On voit qu’en 1265 on avait en ce pays une vraie passion pour le bien public. Une bulle du pape Nicolas V, de l’an 1448, nous apprend que ce pont fut construit par un berger qui en avait reçu l’ordre d’un ange ; et pourtant Nicolas V fut un homme de mérite. Mais le métier avant tout, disait un marchand de fer,

La longueur du pont Saint-Esprit est de deux mille cinq cent vingt pieds ; il est assez étroit, dix pieds dans œuvre et dix-sept hors d’œuvre. J’ai compté vingt-six arches d’inégale largeur, dix-neuf grandes et sept petites. Chaque pile est percée à jour au-dessus des éperons, apparemment pour donner passage à l’eau lors des grandes crues. Ce qu’il y a de singulier, disent les savants, c’est que les arches ne sont point en ogive, mais en plein cintre comme dans l’architecture romane. Rien de moins singulier à mes yeux : on adopta cette forme par respect pour le pont du Gard[1]. Enfin, pour dernière bizarrerie, le pont Saint-Esprit n’est point en ligne droite, il forme un angle opposé au courant, ce qui lui donne plus de solidité. Une partie est fondée sur le roc et l’autre sur pilotis.

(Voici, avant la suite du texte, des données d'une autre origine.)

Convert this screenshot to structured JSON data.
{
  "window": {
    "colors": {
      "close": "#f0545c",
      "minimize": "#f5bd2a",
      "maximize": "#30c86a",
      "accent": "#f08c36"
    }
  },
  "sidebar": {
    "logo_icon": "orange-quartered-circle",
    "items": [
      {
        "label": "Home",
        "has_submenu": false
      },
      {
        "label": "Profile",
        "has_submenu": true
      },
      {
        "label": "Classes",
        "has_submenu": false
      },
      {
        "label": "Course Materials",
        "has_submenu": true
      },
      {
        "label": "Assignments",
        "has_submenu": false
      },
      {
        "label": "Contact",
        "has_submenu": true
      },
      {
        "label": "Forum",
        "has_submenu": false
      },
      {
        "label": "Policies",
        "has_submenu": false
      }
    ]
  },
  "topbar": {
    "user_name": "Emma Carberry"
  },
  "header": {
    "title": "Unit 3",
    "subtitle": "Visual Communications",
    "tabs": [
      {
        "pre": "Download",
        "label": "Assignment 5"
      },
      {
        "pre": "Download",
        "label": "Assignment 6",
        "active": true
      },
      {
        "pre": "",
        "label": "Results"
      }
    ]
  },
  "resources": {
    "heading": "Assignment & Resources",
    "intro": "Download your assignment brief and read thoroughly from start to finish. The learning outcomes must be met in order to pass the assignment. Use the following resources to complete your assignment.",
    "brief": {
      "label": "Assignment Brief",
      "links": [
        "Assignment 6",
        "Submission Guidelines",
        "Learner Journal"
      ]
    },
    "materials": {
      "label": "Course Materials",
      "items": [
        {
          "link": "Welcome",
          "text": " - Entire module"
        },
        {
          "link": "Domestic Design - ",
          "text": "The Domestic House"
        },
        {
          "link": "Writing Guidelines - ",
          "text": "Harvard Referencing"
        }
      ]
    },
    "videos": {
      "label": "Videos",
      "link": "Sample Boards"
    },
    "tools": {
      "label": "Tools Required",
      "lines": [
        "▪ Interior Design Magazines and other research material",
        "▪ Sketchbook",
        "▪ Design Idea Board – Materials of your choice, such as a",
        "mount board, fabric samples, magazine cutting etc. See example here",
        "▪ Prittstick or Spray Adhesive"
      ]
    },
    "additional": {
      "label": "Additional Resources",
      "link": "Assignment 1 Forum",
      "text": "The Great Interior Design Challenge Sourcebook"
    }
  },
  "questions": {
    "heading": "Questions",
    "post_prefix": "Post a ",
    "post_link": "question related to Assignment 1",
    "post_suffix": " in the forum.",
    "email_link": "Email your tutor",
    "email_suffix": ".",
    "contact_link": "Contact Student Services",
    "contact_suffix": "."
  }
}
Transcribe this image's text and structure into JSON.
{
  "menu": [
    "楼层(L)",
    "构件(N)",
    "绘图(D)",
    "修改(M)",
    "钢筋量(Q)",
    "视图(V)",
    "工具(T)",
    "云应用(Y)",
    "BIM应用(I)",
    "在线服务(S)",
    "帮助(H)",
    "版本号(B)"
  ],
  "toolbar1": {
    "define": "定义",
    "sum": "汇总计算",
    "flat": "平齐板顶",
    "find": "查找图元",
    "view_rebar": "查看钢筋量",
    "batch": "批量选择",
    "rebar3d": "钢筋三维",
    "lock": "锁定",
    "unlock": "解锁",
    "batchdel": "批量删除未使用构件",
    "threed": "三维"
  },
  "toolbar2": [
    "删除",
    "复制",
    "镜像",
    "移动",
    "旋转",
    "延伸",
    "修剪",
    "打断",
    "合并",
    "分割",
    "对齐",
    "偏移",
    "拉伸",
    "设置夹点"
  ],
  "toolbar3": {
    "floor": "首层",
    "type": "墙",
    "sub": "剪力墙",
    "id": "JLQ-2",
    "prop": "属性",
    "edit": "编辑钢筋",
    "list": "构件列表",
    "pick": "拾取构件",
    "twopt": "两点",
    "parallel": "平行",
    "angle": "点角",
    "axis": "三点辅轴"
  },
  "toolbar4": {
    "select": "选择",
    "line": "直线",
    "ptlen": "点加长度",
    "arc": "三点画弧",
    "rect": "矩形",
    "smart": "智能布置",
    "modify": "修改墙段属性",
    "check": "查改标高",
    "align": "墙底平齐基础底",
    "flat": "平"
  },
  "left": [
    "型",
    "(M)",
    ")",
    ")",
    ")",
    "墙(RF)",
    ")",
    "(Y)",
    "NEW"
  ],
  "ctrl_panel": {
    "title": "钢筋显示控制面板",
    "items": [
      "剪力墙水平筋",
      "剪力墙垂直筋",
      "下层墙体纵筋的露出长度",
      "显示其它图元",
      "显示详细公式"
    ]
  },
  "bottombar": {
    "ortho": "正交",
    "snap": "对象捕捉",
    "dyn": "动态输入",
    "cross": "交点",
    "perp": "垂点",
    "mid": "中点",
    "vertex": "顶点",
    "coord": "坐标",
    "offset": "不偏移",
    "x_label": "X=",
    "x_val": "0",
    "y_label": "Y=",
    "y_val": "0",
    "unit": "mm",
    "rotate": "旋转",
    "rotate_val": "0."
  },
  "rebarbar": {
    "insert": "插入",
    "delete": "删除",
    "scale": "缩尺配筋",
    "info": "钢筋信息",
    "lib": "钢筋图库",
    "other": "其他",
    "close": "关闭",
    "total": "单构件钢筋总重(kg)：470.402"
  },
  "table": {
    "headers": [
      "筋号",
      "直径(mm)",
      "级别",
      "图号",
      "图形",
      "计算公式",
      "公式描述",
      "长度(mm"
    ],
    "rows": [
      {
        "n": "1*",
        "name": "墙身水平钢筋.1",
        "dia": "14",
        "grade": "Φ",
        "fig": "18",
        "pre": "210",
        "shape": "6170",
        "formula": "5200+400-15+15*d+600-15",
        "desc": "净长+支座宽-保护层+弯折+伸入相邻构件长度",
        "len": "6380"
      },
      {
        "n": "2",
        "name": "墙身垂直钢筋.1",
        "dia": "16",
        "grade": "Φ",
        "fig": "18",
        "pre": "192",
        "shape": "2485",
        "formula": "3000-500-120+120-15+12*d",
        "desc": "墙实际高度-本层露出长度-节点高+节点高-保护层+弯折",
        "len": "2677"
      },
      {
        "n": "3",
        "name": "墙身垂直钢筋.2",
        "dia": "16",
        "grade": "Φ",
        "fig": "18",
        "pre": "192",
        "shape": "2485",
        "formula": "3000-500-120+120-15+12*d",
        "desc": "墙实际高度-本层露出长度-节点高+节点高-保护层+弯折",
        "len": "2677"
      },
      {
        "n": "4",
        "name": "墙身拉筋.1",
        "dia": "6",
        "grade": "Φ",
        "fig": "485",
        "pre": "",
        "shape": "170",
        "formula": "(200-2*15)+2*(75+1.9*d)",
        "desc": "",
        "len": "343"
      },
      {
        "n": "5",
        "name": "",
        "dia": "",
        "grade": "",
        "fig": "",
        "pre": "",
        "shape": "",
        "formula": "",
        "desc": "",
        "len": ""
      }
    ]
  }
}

J’ai débuté à Avignon par avoir de l’humeur. Huit ou dix portefaix grossiers se sont jetés sur mes effets et s’en sont emparés malgré moi : j’enrageais, mais ne disais mot. Joseph, plus près de la nature, a donné et reçu quelques bonnes poussées.

En entrant à Avignon, on se croit dans une ville d’Italie. Les hommes du peuple, au regard ardent, au teint basané, la veste jetée sur l’épaule, travaillent à l’ombre ou dorment couchés au milieu de la rue ; car, ici comme aux bords du Tibre, on ne connaît pas le ridicule, et si l’on songe au voisin, c’est pour le regarder en ennemi, et non pour craindre une épigramme.

J’ai pris mon logement à l’hôtel du Palais-Royal. J’étais couvert de poussière ; le décrotteur, en me rendant ses petits services, a changé toutes mes pensées.

— « Savez-vous, monsieur, que c’est dans cet hôtel qu’ils ont tué le maréchal Brune en 1815 ? Le maître de la maison ne veut pas qu’on en parle ; mais le domestique Jean vous fera tout voir, si vous le lui demandez. » J’ai eu cette triste curiosité, je suis monté sur le plancher qui recouvre la salle dans laquelle le maréchal fut tué à coups de fusil ; mais je ne rendrai pas à qui me lit le mauvais service de raconter en détail ce que j’ai vu. Ce plancher était rempli de puces : oserai-je avouer que cette saleté a augmenté mon horreur pour l’action à laquelle je songeais ? Je voyais plus clairement la grossièreté des assassins. Mais qui les payait ? L’histoire le dira. Un commis voyageur trouva le corps du maréchal arrêté dans des roseaux, sur le Rhône, vers Arles.

J’ai vu le maréchal Brune exilé par l’Empereur, à Méry (en Champagne) : il avait six pieds de haut et des traits fort imposants. Tous les dimanches, il prenait son grand uniforme pour aller à la messe. (Il avait débuté par être républicain et imprimeur.)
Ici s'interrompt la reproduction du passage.